Rdc : l’opposition frappe fort contre la révision constitutionnelle

En République démocratique du Congo (RDC), l’affrontement autour de la modification de la Constitution prend une dimension judiciaire inédite. Lors d’une rencontre organisée à Kinshasa, les membres de la Coalition Article 64 (C64) ont dressé un bilan détaillé de leur opération « ville morte » lancée la veille. Selon leurs déclarations, de nombreuses villes du pays auraient répondu à l’appel, contredisant ainsi la thèse officielle d’une mobilisation limitée à la capitale. Cet événement s’inscrit dans une stratégie plus large visant à évaluer l’influence de l’opposition sur les décisions institutionnelles soutenues par la majorité présidentielle.

la coalition article 64 élargit son influence face à la réforme constitutionnelle

Créée pour défendre l’article 64 de la Constitution congolaise, qui protège le droit des citoyens à s’opposer à toute prise de pouvoir illégale, la C64 rassemble des figures politiques déterminées à bloquer la réforme. Parmi elles, l’opposant Delly Sesanga a souligné l’adhésion à l’appel dans des villes situées en dehors de Kinshasa. Cette coalition se présente désormais comme un acteur majeur de la contestation face au projet de révision constitutionnelle porté par l’exécutif.

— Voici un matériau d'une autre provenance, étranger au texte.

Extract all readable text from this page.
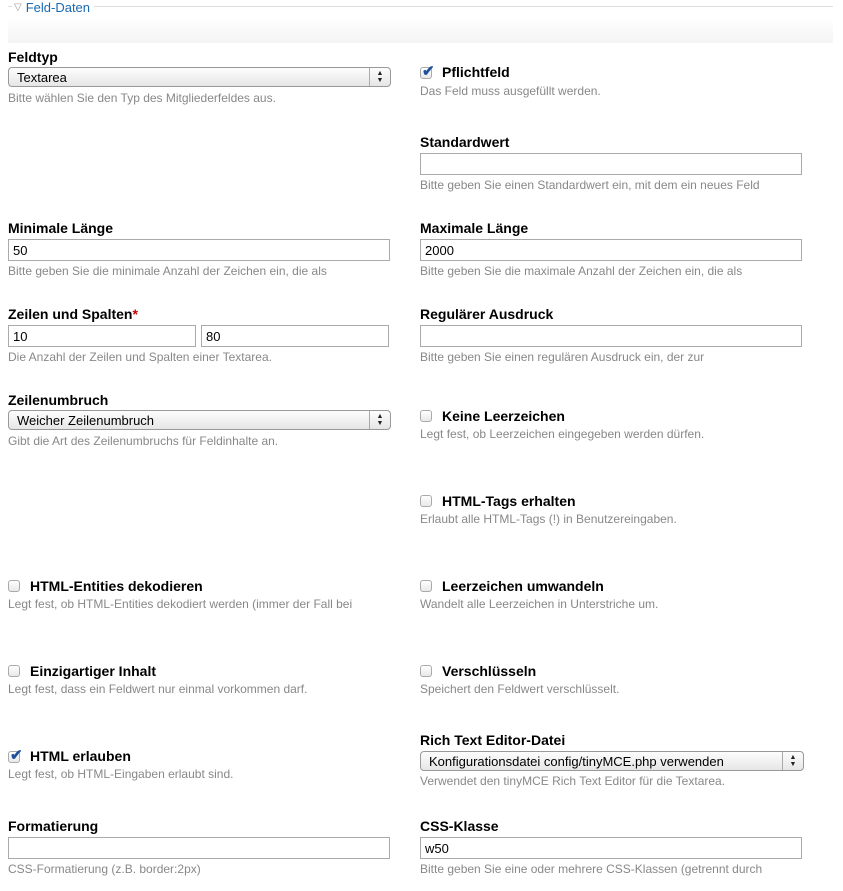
▽ Feld-Daten
Feldtyp
Textarea	▲
▼
Bitte wählen Sie den Typ des Mitgliederfeldes aus.
✔ Pflichtfeld
Das Feld muss ausgefüllt werden.
Standardwert
Bitte geben Sie einen Standardwert ein, mit dem ein neues Feld
Minimale Länge
50
Bitte geben Sie die minimale Anzahl der Zeichen ein, die als
Maximale Länge
2000
Bitte geben Sie die maximale Anzahl der Zeichen ein, die als
Zeilen und Spalten*
10
80
Die Anzahl der Zeilen und Spalten einer Textarea.
Regulärer Ausdruck
Bitte geben Sie einen regulären Ausdruck ein, der zur
Zeilenumbruch
Weicher Zeilenumbruch	▲
▼
Gibt die Art des Zeilenumbruchs für Feldinhalte an.
Keine Leerzeichen
Legt fest, ob Leerzeichen eingegeben werden dürfen.
HTML-Tags erhalten
Erlaubt alle HTML-Tags (!) in Benutzereingaben.
HTML-Entities dekodieren
Legt fest, ob HTML-Entities dekodiert werden (immer der Fall bei
Leerzeichen umwandeln
Wandelt alle Leerzeichen in Unterstriche um.
Einzigartiger Inhalt
Legt fest, dass ein Feldwert nur einmal vorkommen darf.
Verschlüsseln
Speichert den Feldwert verschlüsselt.
Rich Text Editor-Datei
Konfigurationsdatei config/tinyMCE.php verwenden	▲
▼
Verwendet den tinyMCE Rich Text Editor für die Textarea.
✔ HTML erlauben
Legt fest, ob HTML-Eingaben erlaubt sind.
Formatierung
CSS-Formatierung (z.B. border:2px)
CSS-Klasse
w50
Bitte geben Sie eine oder mehrere CSS-Klassen (getrennt durch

Le débat sur cette réforme n’est pas récent, mais il s’est intensifié avec les déclarations de certains responsables de la majorité, évoquant la nécessité d’adapter le texte fondamental. Pour l’opposition, cette initiative cache une volonté de permettre à Félix Tshisekedi de briguer un troisième mandat. En effet, la Constitution actuelle limite à deux le nombre de mandats présidentiels consécutifs, un principe hérité de la transition post-Mobutu et considéré comme un rempart contre les dérives autoritaires.

une plainte contre le président congolais : une stratégie audacieuse

L’annonce la plus marquante de cette conférence reste le dépôt imminent d’une plainte visant Félix Tshisekedi et ses alliés présumés. L’accusation retenue, tentative de renversement de l’ordre constitutionnel, est lourde de conséquences. En portant le conflit sur le terrain judiciaire, la C64 cherche à transformer une opposition politique en dossier juridique, susceptible de mobiliser d’autres acteurs comme les magistrats, le barreau ou la société civile.

Cette initiative possède une portée symbolique majeure. Personne ne s’attend à une issue rapide à une procédure dirigée contre un président en exercice. Cependant, elle impose une grille de lecture précise dans le débat public : celle d’un pouvoir suspecté de vouloir contourner les règles démocratiques. Pour Delly Sesanga et ses alliés, l’objectif est double : établir une ligne rouge infranchissable et contraindre la majorité à préciser ses intentions concernant la durée des mandats et l’étendue réelle de la réforme envisagée.

un contexte politique explosif à l’approche des prochaines échéances

La RDC traverse une période politique particulièrement tendue. Le pouvoir doit faire face à une situation sécuritaire dégradée à l’Est, marquée par l’activité du groupe armé M23 et les tensions diplomatiques liées au Rwanda. Sur le plan intérieur, la réforme constitutionnelle ajoute une nouvelle ligne de fracture entre Kinshasa et une opposition morcelée mais en quête de recomposition autour de revendications claires. La C64 mise sur cette clarté pour élargir son audience et son influence.

Reste la question de l’impact réel de l’opération « ville morte ». Les autorités ont, jusqu’à présent, minimisé son ampleur, tandis que les organisateurs revendiquent un succès dépassant largement la capitale. Sans données indépendantes fiables, l’évaluation reste sujette à caution. En pratique, la capacité de la coalition à maintenir la pression dans le temps et à rallier d’autres figures politiques ainsi que des relais locaux déterminera son poids dans la confrontation avec le camp présidentiel.

Pour les observateurs du continent, le cas congolais s’inscrit dans une dynamique africaine plus large concernant la limitation des mandats, allant du Sénégal à d’autres exemples ouest-africains. Chaque épisode participe à façonner les normes politiques du continent et influence les attentes des partenaires internationaux. Les responsables de la C64 ont indiqué qu’ils poursuivraient leur mobilisation tout en recentrant leur combat sur le terrain judiciaire.